UNCONSOLING: No one is the equal of Banks in orchestrating a shitstorm for his hapless creations.
The forbidding, remorseless Russell Banks has finally conceded to popular literature. The popular literature, that is, of the 1930s, when Ernest Hemingway and Dashiell Hammett were selling at a good clip.
The Reserve | by Russell Banks | Harper | 304 pages | $24.95
Of those two, only the former gets a direct mention in the book. He is, among other things, rumored to be one of Vanessa Von Heidenstamm’s many famous lovers. As imposing as her name, Vanessa is the irresistibly seductive, possibly insane adopted daughter of Dr. Cole, a pioneer in the new technique of pre-frontal lobotomies, and his brittle but still beautiful wife, Evelyn. When the celebrated leftist artist Jordan Groves (modeled on Rockwell Kent, with a nod to For Whom the Bell Tolls) lands his seaplane (when was the last time you read a novel with a seaplane?) on the Second Lake in the Tamarack Reserve to visit Rangeview, Dr. Coles’s summer cabin, he realizes at once that the stunning woman moping alone on the shore is trouble. But before this Independence Day in 1936 is over, a Götterdämmerung of adultery, death, and desperate deception will have been set in motion.

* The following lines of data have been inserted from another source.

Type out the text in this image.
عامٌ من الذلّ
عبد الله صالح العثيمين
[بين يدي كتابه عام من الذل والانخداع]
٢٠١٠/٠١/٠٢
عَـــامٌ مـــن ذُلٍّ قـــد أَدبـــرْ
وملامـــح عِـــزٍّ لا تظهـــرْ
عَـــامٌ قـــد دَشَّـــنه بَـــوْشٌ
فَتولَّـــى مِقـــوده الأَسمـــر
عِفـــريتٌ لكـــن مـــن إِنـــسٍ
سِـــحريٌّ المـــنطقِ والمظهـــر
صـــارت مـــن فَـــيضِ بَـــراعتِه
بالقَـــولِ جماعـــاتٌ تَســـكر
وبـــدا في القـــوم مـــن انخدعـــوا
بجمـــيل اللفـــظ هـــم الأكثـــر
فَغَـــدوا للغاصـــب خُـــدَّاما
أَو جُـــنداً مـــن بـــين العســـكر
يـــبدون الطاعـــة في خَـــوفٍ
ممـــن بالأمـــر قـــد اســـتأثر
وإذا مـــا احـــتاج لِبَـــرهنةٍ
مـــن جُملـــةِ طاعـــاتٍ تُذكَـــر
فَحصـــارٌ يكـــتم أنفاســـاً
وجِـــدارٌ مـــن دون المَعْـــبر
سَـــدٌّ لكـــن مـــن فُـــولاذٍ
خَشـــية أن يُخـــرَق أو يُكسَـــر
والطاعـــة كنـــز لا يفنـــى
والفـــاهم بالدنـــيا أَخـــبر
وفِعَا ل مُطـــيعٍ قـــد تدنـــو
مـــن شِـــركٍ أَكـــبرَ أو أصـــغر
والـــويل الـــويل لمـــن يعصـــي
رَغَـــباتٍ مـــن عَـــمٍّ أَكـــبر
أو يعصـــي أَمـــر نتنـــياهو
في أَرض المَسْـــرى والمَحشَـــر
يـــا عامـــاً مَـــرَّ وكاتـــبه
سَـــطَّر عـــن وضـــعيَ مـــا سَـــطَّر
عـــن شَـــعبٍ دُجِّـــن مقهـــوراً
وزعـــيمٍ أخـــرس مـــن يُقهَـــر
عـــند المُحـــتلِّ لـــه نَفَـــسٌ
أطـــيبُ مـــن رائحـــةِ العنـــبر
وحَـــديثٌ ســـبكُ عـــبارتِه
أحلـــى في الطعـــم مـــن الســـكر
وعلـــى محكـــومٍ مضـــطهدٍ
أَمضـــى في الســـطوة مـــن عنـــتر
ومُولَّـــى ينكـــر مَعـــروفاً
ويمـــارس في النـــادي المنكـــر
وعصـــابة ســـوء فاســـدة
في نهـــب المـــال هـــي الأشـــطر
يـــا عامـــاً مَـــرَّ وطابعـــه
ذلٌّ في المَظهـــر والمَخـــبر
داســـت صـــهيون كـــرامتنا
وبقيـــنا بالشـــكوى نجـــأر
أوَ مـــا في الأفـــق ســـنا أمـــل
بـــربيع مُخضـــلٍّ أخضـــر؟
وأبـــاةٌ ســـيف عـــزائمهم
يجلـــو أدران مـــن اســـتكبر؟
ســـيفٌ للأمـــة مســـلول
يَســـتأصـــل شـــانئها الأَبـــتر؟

Gentlemen, rip your bodices. This may be the most generically plot-heavy of Banks’s novels, with purplish prose to match: “Vanessa obeyed, but glanced back at Jordan like a cat who’d been interrupted at her meal and would soon return”; and “No, you’re like me, Vanessa Von Heidenstamm. And people like you and me, we leave a lot of wreckage behind us.” But that’s only part of the fun. The story revolves less around plot than around point of view: Jordan’s meticulous, sensual voyeurism, immersed in the object, but lacking in introspection and empathy; Vanessa’s exhibitionism (she’s a Hammett femme fatale to be sure, but she also anticipates the kooky younger sister in Raymond Chandler’s The Big Sleep), her need to be defined and granted existence by the gaze of others. They clash but are ineluctably drawn to each other, sucking everyone else into their folie à deux: Jordan’s long-suffering wife, Alicia; Alicia’s local-yokel lover, Hubert; the mentally fragile and self-deluded Evelyn Cole. Each glimpses enough of the truth to misinterpret it and act with tragic inappropriateness.
Overseeing all these feckless voices is the omniscience of the novelist, as epitomized in the italicized narrative that opens each chapter, its prose resembling the blunt clarity of Hemingway at his Olympian best. These passages describe what might be an epilogue rich in unconsoling ironies. For no one is the equal of Banks in orchestrating a shitstorm for his hapless creations. The looming specter of the doomed zeppelin the Hindenburg is no empty omen, and neither are the references to the Civil War in Spain, just then reaching its peak of popularity with the idealists of the art crowd and the avant-garde.
Banks seems to relax and find exhilaration in his nostalgic, juicy artifice, and the reader will as well. He also allows his hero to find temporary shelter in it: “He [Jordan] thought of Ernest Hemingway’s stories and James M. Cain’s Double Indemnity. That was the style he needed, and he felt that if he could keep on affecting it, he could become it, and she would become it, too.”